Marité 21/04/2017 13:11

Je suis contente que ce texte vous plaise. Merci !
Grrr : j'y relève une faute d'orthographe. Pardon !
@Loïc : ici aussi, on désigne par "pillou" un vieux chiffon. Ma belle-fille, bretonne de Saint Brieuc, n'a pas été dépaysée - au moins pour ce mot !

jamadrou 20/04/2017 20:16

Que de souvenirs tu as ravivés!
chez nous (l'Isère en Dauphiné) nous l'appelions le pattier, il venait chercher les peaux de lapins et les peaux de chevreaux (cabris) et les vieux chiffons pour la pâte à papier.
nous avions peur nous aussi que le pattier nous emporte ...
Merci pour ce chapeau à souvenirs.

Mony 20/04/2017 18:28

Toute une époque si bien évoquée, Marité.

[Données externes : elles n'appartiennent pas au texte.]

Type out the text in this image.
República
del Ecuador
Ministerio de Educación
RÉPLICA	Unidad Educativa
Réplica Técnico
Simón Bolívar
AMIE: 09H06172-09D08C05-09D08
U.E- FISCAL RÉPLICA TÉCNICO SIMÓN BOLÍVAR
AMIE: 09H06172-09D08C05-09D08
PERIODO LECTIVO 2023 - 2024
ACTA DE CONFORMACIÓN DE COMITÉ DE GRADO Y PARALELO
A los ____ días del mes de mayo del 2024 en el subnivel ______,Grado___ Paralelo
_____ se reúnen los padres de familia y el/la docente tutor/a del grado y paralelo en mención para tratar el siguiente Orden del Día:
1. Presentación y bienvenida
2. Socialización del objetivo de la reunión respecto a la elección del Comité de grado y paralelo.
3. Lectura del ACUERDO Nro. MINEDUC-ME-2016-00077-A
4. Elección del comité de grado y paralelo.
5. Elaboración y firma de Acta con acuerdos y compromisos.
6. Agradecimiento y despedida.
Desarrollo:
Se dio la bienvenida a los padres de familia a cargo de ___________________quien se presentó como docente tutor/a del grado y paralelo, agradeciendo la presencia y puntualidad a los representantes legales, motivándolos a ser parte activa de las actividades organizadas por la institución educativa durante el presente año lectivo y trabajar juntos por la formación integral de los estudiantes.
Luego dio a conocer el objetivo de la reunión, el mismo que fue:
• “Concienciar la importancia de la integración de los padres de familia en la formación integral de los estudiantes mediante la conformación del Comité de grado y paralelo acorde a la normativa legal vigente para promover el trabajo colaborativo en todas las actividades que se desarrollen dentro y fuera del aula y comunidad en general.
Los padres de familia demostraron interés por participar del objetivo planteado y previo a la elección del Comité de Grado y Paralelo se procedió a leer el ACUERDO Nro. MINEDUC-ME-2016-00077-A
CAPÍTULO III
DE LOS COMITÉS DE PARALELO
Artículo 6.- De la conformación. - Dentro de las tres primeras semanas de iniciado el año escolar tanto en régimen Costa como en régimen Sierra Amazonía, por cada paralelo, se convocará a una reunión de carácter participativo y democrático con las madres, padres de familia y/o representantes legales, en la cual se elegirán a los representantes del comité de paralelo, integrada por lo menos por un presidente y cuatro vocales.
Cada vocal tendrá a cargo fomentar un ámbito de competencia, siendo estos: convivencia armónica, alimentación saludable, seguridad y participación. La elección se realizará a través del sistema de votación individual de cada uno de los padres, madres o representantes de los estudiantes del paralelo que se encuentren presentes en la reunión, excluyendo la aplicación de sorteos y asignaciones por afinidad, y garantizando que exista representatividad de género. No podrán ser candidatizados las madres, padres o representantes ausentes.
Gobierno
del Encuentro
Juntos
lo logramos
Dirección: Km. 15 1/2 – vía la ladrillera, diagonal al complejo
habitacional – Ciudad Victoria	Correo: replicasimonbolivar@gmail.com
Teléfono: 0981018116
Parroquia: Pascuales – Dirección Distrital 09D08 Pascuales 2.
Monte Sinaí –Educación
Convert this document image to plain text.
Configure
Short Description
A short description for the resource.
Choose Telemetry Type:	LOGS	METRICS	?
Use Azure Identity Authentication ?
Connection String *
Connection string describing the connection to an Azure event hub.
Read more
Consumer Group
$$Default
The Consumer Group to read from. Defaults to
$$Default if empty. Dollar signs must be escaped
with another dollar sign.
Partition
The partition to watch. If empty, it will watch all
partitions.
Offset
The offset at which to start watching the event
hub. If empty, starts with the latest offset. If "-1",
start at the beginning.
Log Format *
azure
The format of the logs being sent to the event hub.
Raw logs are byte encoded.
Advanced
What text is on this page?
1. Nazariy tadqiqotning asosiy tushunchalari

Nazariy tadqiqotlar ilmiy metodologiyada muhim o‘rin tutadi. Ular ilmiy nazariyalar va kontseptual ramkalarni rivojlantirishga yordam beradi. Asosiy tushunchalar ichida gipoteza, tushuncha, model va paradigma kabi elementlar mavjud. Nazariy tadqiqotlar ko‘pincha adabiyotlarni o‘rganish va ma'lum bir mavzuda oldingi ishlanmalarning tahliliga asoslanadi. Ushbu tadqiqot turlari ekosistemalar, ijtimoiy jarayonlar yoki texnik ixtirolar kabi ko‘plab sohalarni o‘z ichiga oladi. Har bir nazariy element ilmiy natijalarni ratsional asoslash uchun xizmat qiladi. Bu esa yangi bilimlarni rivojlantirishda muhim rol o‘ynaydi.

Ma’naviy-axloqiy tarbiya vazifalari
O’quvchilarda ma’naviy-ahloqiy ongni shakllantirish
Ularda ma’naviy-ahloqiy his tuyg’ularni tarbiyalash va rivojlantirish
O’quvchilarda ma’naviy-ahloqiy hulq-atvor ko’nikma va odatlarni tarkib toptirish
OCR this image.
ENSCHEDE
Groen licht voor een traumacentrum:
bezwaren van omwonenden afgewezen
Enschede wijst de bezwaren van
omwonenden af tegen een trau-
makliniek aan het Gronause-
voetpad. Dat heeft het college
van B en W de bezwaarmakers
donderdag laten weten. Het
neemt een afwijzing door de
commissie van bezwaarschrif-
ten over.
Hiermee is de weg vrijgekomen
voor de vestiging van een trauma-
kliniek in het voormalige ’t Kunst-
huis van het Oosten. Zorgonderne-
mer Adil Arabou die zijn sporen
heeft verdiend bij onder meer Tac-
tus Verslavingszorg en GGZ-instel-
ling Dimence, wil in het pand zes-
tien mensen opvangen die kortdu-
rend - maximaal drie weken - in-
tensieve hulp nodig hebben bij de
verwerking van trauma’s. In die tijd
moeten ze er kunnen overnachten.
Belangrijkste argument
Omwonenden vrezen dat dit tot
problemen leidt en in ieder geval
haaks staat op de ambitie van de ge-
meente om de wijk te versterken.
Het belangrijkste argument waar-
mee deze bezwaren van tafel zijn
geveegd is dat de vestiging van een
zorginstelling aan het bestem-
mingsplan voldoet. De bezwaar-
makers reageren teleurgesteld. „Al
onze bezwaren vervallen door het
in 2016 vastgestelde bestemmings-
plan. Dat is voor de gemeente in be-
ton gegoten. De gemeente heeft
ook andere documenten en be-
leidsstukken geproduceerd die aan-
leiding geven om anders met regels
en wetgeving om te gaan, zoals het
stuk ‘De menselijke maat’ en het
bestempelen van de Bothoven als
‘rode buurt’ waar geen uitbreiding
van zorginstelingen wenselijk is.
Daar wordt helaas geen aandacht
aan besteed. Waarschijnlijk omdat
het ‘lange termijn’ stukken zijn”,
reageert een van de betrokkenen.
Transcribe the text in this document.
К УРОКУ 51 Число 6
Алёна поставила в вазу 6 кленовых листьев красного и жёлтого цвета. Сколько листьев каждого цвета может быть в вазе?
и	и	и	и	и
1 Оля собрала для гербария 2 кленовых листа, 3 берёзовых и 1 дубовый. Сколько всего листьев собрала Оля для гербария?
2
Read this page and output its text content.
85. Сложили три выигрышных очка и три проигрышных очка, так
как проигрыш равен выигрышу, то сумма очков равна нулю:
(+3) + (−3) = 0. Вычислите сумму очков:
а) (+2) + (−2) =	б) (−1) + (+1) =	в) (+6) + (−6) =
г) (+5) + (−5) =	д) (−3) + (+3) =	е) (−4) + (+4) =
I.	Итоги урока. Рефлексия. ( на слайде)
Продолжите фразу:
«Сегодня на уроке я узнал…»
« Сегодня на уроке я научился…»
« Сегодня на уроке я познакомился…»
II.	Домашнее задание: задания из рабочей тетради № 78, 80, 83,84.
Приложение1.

De mon côté, je me souviens du marchand de cliquottes :)
Oui, le tri à bien évolué...

vegas sur sarthe 20/04/2017 18:23

Merci d'avoir ravivé des souvenirs d'enfance et ce marchand de peau qui faisait si peur !

Loïc Roussain 20/04/2017 18:04

Merci pour cette chronique si bien narrée, sans nostalgie. Du vécu, revu aujourd'hui comme dans un film ...
Le pillaro était nommé chez moi (Finistère) le pilhaouer, ou marchand d'pillous. nous aussi nous en avions un peu peur.